Uber Technologies (NYSE:UBER) also slipped in early trading, even after reporting third-quarter revenue that exceeded expectations, while Spotify Technology (NYSE:SPOT) gained after the streaming platform posted better-than-forecast sales.

Market sentiment was further dampened by comments from Goldman Sachs CEO David Solomon, who warned of a potential 10% to 20% correction in equities within the next two years.
“Things run, and then they pull back so people can reassess,” Solomon said at the Global Financial Leaders’ Investment Summit in Hong Kong.

The previous session closed mixed: the Nasdaq and S&P 500 extended gains, while the Dow Jones Industrial Average slipped 0.5% to 47,336.68.

The tech-heavy Nasdaq was buoyed by Amazon (NASDAQ:AMZN), which surged 4% to a record high after announcing a $38 billion partnership with OpenAI to support AI workloads on Amazon Web Services.

Nvidia (NASDAQ:NVDA) also rose 2.2%, as Microsoft (NASDAQ:MSFT) confirmed it had received export licenses from the Trump administration to ship Nvidia chips to the United Arab Emirates.

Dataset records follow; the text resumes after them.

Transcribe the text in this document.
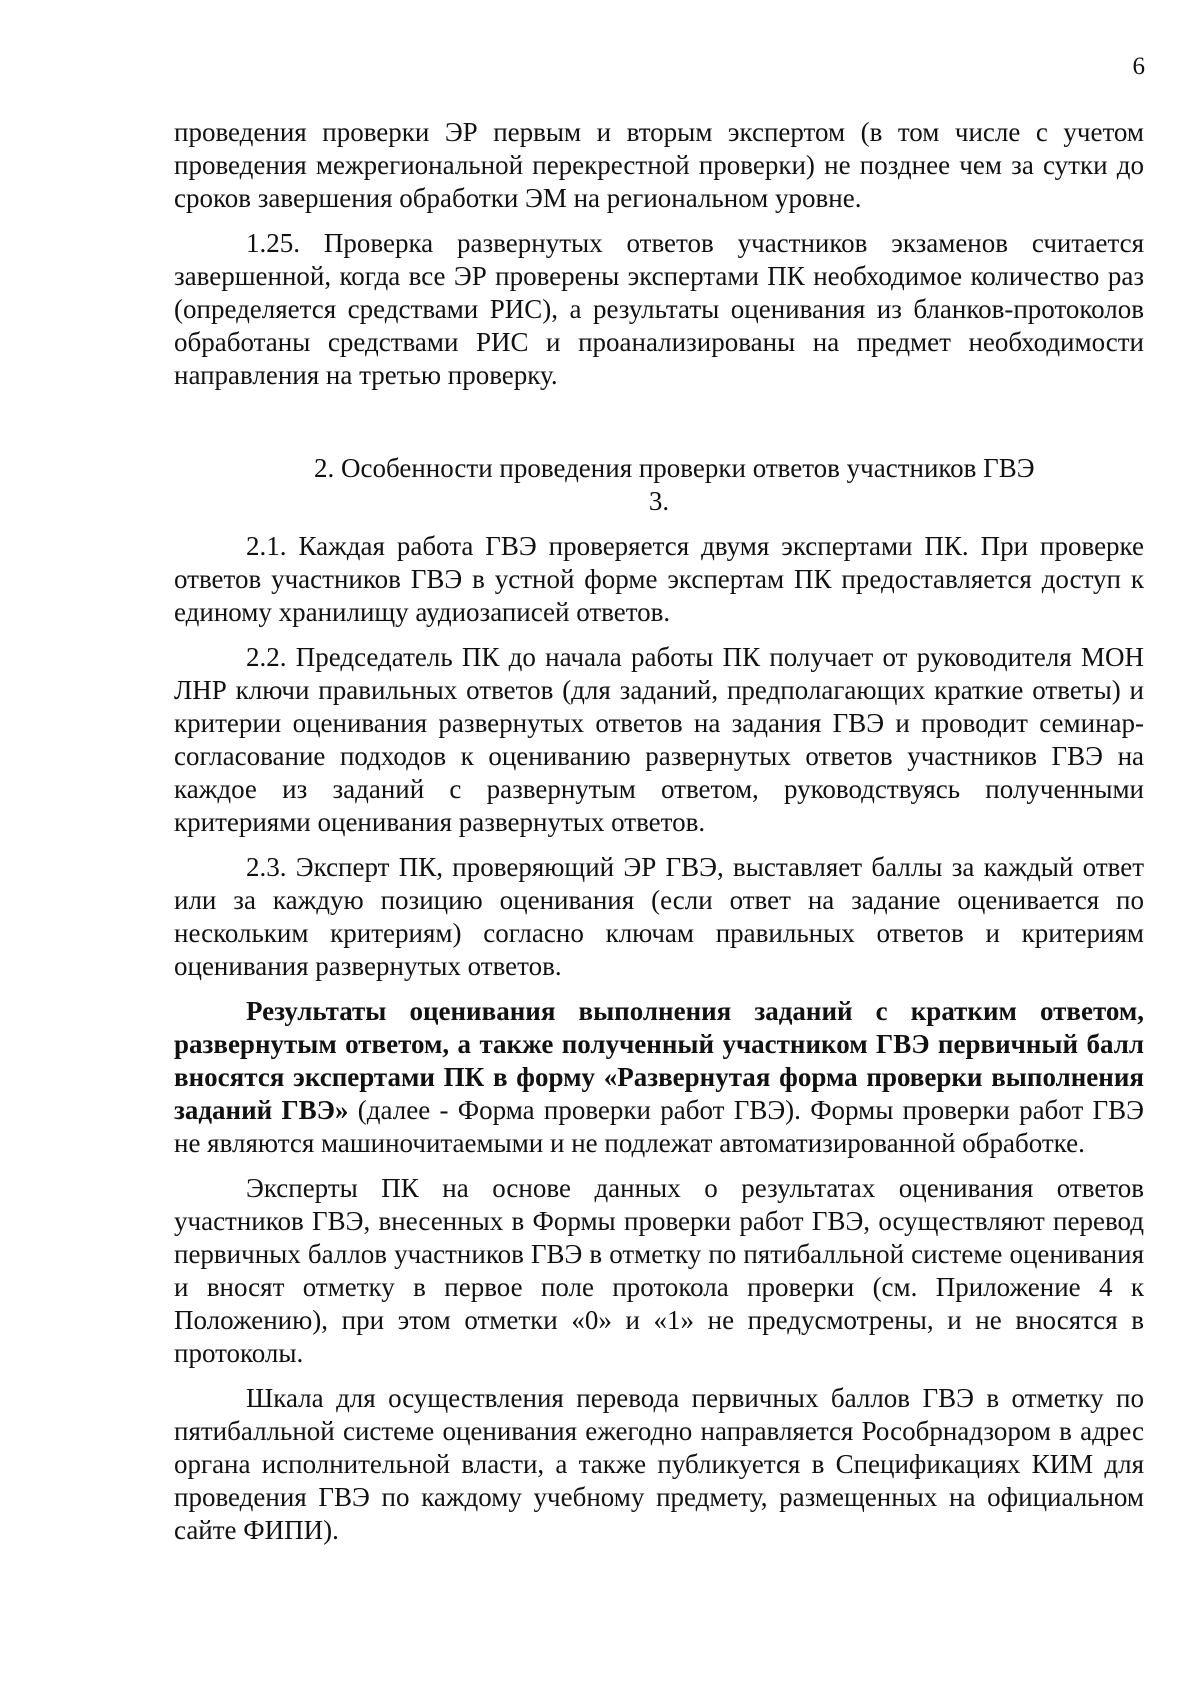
6

проведения проверки ЭР первым и вторым экспертом (в том числе с учетом проведения межрегиональной перекрестной проверки) не позднее чем за сутки до сроков завершения обработки ЭМ на региональном уровне.

1.25. Проверка развернутых ответов участников экзаменов считается завершенной, когда все ЭР проверены экспертами ПК необходимое количество раз (определяется средствами РИС), а результаты оценивания из бланков-протоколов обработаны средствами РИС и проанализированы на предмет необходимости направления на третью проверку.

2. Особенности проведения проверки ответов участников ГВЭ

3.

2.1. Каждая работа ГВЭ проверяется двумя экспертами ПК. При проверке ответов участников ГВЭ в устной форме экспертам ПК предоставляется доступ к единому хранилищу аудиозаписей ответов.

2.2. Председатель ПК до начала работы ПК получает от руководителя МОН ЛНР ключи правильных ответов (для заданий, предполагающих краткие ответы) и критерии оценивания развернутых ответов на задания ГВЭ и проводит семинар-согласование подходов к оцениванию развернутых ответов участников ГВЭ на каждое из заданий с развернутым ответом, руководствуясь полученными критериями оценивания развернутых ответов.

2.3. Эксперт ПК, проверяющий ЭР ГВЭ, выставляет баллы за каждый ответ или за каждую позицию оценивания (если ответ на задание оценивается по нескольким критериям) согласно ключам правильных ответов и критериям оценивания развернутых ответов.

Результаты оценивания выполнения заданий с кратким ответом, развернутым ответом, а также полученный участником ГВЭ первичный балл вносятся экспертами ПК в форму «Развернутая форма проверки выполнения заданий ГВЭ» (далее - Форма проверки работ ГВЭ). Формы проверки работ ГВЭ не являются машиночитаемыми и не подлежат автоматизированной обработке.

Эксперты ПК на основе данных о результатах оценивания ответов участников ГВЭ, внесенных в Формы проверки работ ГВЭ, осуществляют перевод первичных баллов участников ГВЭ в отметку по пятибалльной системе оценивания и вносят отметку в первое поле протокола проверки (см. Приложение 4 к Положению), при этом отметки «0» и «1» не предусмотрены, и не вносятся в протоколы.

Шкала для осуществления перевода первичных баллов ГВЭ в отметку по пятибалльной системе оценивания ежегодно направляется Рособрнадзором в адрес органа исполнительной власти, а также публикуется в Спецификациях КИМ для проведения ГВЭ по каждому учебному предмету, размещенных на официальном сайте ФИПИ).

However, the Dow was held back by a 4.1% drop in Merck (NYSE:MRK), along with losses in Nike (NYSE:NKE), 3M (NYSE:MMM) and Chevron (NYSE:CVX).

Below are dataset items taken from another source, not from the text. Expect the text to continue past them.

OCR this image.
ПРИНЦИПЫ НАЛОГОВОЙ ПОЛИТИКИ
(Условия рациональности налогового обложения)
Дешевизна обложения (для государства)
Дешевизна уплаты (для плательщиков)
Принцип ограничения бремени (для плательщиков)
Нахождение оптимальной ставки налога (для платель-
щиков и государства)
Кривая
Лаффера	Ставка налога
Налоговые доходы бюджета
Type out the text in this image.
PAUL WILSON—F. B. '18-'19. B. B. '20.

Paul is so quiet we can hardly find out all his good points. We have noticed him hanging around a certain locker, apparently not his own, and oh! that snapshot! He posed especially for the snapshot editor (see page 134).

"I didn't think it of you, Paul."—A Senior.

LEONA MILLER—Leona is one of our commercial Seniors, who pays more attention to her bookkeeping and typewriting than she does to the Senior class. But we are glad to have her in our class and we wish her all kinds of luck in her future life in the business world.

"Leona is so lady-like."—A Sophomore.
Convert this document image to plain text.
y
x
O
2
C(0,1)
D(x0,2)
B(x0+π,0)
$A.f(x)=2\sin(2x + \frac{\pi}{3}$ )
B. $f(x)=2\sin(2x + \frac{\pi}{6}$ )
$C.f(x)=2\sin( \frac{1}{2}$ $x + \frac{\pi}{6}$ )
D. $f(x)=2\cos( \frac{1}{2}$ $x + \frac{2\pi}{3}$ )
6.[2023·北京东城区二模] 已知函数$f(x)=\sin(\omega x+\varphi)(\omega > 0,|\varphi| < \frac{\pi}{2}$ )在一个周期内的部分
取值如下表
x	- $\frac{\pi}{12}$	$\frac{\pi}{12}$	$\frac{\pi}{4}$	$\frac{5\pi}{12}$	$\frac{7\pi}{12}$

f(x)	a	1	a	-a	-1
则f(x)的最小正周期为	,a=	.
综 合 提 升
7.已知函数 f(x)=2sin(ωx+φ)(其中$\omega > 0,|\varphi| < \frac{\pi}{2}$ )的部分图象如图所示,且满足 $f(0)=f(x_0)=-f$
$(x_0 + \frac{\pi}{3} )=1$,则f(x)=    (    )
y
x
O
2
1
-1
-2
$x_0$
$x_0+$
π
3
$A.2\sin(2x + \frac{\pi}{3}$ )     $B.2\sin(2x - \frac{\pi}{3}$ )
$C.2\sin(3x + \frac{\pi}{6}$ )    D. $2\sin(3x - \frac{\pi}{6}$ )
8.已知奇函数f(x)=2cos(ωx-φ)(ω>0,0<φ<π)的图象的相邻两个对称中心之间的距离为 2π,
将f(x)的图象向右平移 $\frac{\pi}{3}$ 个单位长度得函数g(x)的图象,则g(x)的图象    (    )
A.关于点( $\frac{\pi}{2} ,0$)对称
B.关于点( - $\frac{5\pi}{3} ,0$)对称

Traders were cautious ahead of Wednesday’s ADP private-sector employment report, one of the few economic indicators still being released amid the ongoing government shutdown, which could offer clues about labor market resilience and rate expectations.

Meanwhile, the Institute for Supply Management said that U.S. manufacturing contracted more than forecast in October, with its PMI slipping to 48.7 from 49.1 in September.

Energy stocks outperformed, with the Philadelphia Oil Service Index up 2.2% as crude oil prices rose modestly. Retail and hardware names also gained ground, while housing stocks lagged behind.